Decoupling NAD+ metabolic dependency in chondrosarcoma by targeting the SIRT1–HIF-2a axis

Chondrosarcomas represent the second most common primary bone malignancy. Despite the vulnerability of chondrosarcoma cells to nicotinamide adenine dinucleotide (NAD+) depletion, targeting the NAD+ synthesis pathway remains challenging due to broad implications in biological processes. Here, we establish SIRT1 as a central mediator reinforcing the dependency of chondrosarcoma cells on NAD+ metabolism via HIF-2a-mediated transcriptional reprogramming. SIRT1 knockdown abolishes aggressive phenotypes of chondrosarcomas in orthotopically transplanted tumors in mice. Chondrosarcoma cells thrive under glucose starvation by accumulating NAD+ and subsequently activating the SIRT1–HIF-2a axis. Decoupling this link via SIRT1 inhibition unleashes apoptosis and suppresses tumor progression in conjunction with chemotherapy.
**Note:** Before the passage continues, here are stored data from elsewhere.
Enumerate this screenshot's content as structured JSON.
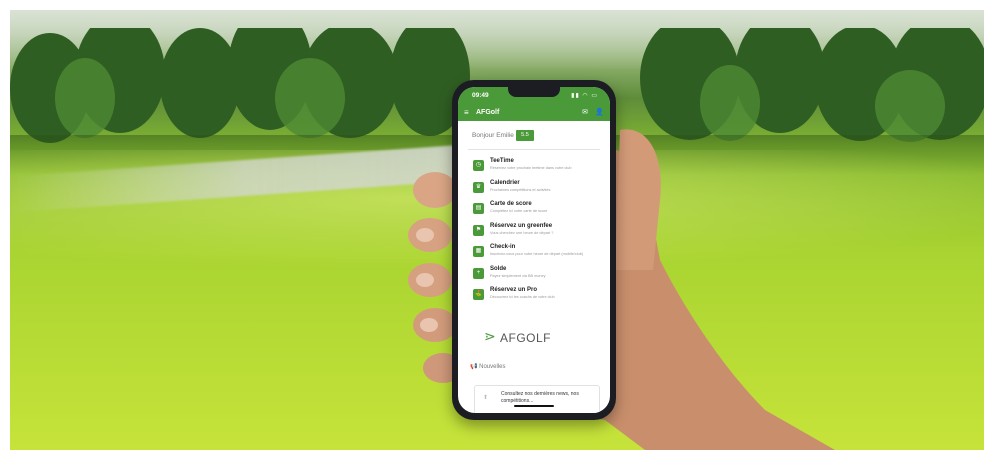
{
  "status_bar": {
    "time": "09:49"
  },
  "app_bar": {
    "title": "AFGolf"
  },
  "greeting": {
    "text": "Bonjour Emilie",
    "handicap": "5.5"
  },
  "menu_items": [
    {
      "title": "TeeTime",
      "subtitle": "Réservez votre prochain teetime dans votre club",
      "icon": "clock-icon"
    },
    {
      "title": "Calendrier",
      "subtitle": "Prochaines compétitions et activités",
      "icon": "trophy-icon"
    },
    {
      "title": "Carte de score",
      "subtitle": "Complétez ici votre carte de score",
      "icon": "scorecard-icon"
    },
    {
      "title": "Réservez un greenfee",
      "subtitle": "Vous cherchez une heure de départ ?",
      "icon": "flag-icon"
    },
    {
      "title": "Check-in",
      "subtitle": "Inscrivez-vous pour votre heure de départ (mobile/club)",
      "icon": "checkin-icon"
    },
    {
      "title": "Solde",
      "subtitle": "Payez simplement via BB money",
      "icon": "plus-icon"
    },
    {
      "title": "Réservez un Pro",
      "subtitle": "Découvrez ici les coachs de votre club",
      "icon": "pro-icon"
    }
  ],
  "logo": {
    "text": "AFGOLF"
  },
  "news": {
    "heading": "Nouvelles",
    "card_text": "Consultez nos dernières news, nos compétitions..."
  },
  "colors": {
    "brand_green": "#4b9a3a"
  }
}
Unsupervised clustering analysis identifies a high-risk chondrosarcoma patient subgroup characterized by the upregulation of NAD+ biosynthesis genes. Finally, SIRT1 inhibition abolishes HIF-2a transcriptional activity and sensitizes chondrosarcoma cells to doxorubicin-induced cytotoxicity, irrespective of underlying pathways to accumulate intracellular NAD+. We provide system-level guidelines to develop therapeutic strategies for chondrosarcomas. Overall design: To investigate association of SIRT1 with HIF-2a-mediated transcription and chondrosarcoma malignancy, we analyzed transcriptome obtained from SW1353 cells with SIRT1 knockdown. For transcriptomic analysis, SW1353 cells were transduced with the firefly or SIRT1 shRNA. Three biological replicates were used for each group.